Question

Evaluate the following expressions for \(x=2, y=-3,\) and \(z=-5\) $$ \left(\frac{x}{z}\right)^{-y} $$

Short answer

Answer: \(\frac{-125}{8}\)

Step-by-step solution

Substituting the values of \(x, y\) and \(z\) into the expression

Replace the variables \(x\), \(y\), and \(z\) in the expression with their given values (\(x=2, y=-3,\) and \(z=-5\)): $$ \left(\frac{2}{-5}\right)^{-(-3)} $$

Simplify the exponent

In this case, the exponent is negative. When we have a negative exponent, we can rewrite the expression as the reciprocal of the base raised to the positive exponent: $$ \left(\frac{1}{\frac{2}{-5}}\right)^{3} $$

Simplify the base

Now, we will rewrite the fraction in the base. To do this, flip the numerator and denominator inside the parentheses: $$ \left(\frac{-5}{2}\right)^{3} $$

Evaluate the expression

Raise the simplified base to the power of 3, which means multiplying the fraction by itself three times: $$ \left(\frac{-5}{2}\right)^{3} = \frac{-5}{2} \cdot \frac{-5}{2} \cdot \frac{-5}{2} $$ Multiply the numerators and denominators together: $$ \frac{(-5)(-5)(-5)}{(2)(2)(2)} = \frac{-125}{8} $$ The expression evaluates to: $$ \left(\frac{x}{z}\right)^{-y} = \frac{-125}{8} $$

Key concepts

Negative Exponents

In mathematics, exponents are used to denote the number of times a base number is multiplied by itself. When dealing with **negative exponents**, understanding a simple rule helps: a negative exponent indicates the reciprocal of the base raised to the absolute value of the exponent.
For example, when we see \( a^{-n} \), it means \( \frac{1}{a^n} \).

• This transformation turns the operation of raising a number to a power into a fraction.
• It is a handy method to simplify and manipulate expressions that involve powers.

Consider the expression \( \left(\frac{x}{z}\right)^{-y} \). Applying what we've discussed, this expression simplifies as \( \left(\frac{1}{\left(\frac{x}{z}\right)}\right)^y \). For negative exponents, always remember **reciprocal first** then apply the exponent.

Fraction Simplification

Fraction simplification lays at the foundation of many algebra problems, including those involving exponents or intricate algebraic manipulation. Simplifying a fraction involves rewriting it in the form that is easiest to work with, which often means making the numerator and denominator smaller or rearranging their terms to make them cleaner.
To simplify a fraction, identify any common factors between the numerator and denominator:

• Divide both the numerator and denominator by their greatest common factor (GCF).
• Simplify complex expressions within the fraction by performing operations such as flipping a fraction when taking reciprocals.

In our example, flipping the fraction \( \frac{x}{z} \) means simplifying to \( \frac{z}{x} \), which involves changing the positions of the numerator and denominator. This step plays a crucial role when applying the rules of negative exponents.

Exponentiation

Exponentiation is the process of raising a number, known as the base, to a power, known as the exponent. Simply put, it's repeated multiplication of the base number by itself.

• The process involves taking a number, say \(a\), and multiplying it by itself \(n\) times if the exponent is \(n\).
• For example, \(2^3 = 2 \cdot 2 \cdot 2 = 8\).

In our scenario, when the base \(\left(\frac{-5}{2}\right)\) is raised to the power of 3, it implies multiplying the base fraction by itself 3 times, resulting in \( \frac{(-5)(-5)(-5)}{(2)(2)(2)}\). Exponentiation requires careful arithmetic, especially when dealing with negative numbers, as it influences the sign of the final result.

Substitution in Algebra

Substitution is a fundamental algebraic operation. It involves replacing variables with their respective given values to evaluate or simplify expressions.

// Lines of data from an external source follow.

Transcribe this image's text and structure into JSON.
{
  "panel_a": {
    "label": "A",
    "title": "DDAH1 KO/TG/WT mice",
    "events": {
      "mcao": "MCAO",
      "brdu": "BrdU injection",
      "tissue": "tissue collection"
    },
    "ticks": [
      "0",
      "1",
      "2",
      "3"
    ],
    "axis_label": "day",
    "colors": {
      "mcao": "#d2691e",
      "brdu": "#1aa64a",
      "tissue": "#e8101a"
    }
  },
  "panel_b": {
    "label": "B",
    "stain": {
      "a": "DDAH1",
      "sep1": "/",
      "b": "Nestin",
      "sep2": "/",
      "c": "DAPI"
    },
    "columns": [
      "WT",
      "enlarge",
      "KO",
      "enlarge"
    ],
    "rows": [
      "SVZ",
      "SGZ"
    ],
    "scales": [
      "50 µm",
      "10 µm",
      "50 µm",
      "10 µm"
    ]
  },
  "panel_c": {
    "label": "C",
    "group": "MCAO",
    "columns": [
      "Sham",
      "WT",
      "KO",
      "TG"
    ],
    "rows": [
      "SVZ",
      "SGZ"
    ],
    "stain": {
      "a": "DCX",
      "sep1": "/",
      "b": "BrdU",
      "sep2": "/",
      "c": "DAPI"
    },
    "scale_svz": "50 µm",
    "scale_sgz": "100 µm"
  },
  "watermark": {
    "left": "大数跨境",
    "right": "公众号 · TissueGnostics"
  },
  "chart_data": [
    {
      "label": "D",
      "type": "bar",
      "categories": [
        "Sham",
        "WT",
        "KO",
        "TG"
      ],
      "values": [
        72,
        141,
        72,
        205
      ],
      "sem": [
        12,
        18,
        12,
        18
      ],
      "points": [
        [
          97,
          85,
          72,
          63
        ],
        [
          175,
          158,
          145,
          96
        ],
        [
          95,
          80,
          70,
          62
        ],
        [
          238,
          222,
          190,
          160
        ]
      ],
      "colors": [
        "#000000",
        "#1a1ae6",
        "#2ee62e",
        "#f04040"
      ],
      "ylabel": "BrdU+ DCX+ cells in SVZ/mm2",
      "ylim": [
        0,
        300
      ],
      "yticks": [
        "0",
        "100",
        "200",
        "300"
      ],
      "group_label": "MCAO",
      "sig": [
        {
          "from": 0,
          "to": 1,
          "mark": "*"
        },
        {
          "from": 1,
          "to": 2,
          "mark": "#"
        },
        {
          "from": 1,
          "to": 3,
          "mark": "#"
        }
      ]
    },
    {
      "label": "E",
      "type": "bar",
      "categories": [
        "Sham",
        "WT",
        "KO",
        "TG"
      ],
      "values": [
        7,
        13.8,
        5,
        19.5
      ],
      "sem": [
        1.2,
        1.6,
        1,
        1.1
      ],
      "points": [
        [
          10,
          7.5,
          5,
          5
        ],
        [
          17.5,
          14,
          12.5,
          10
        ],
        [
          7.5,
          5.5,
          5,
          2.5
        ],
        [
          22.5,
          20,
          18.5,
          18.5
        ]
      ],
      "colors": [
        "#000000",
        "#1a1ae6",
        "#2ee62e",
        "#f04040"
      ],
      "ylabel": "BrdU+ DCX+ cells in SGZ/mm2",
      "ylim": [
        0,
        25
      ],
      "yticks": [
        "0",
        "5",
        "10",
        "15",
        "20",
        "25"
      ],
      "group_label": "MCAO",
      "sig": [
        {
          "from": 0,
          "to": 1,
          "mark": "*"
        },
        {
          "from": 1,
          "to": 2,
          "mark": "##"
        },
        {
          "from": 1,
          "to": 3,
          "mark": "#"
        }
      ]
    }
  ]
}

• This method turns expressions with variables into something more concrete and numerical.
• Substitution simplifies complex equations and helps in finding specific outputs for given scenarios.

In the exercise, substitution is performed by replacing \(x\), \(y\), and \(z\) with their values: 2, -3, and -5 respectively. By substituting these values into the expression \(\left(\frac{x}{z}\right)^{-y}\), we work with specific numbers. Post substitution, it transforms into \(\left(\frac{2}{-5}\right)^{-(-3)}\). Successful substitution sets the stage for applying further algebraic simplifications and operations.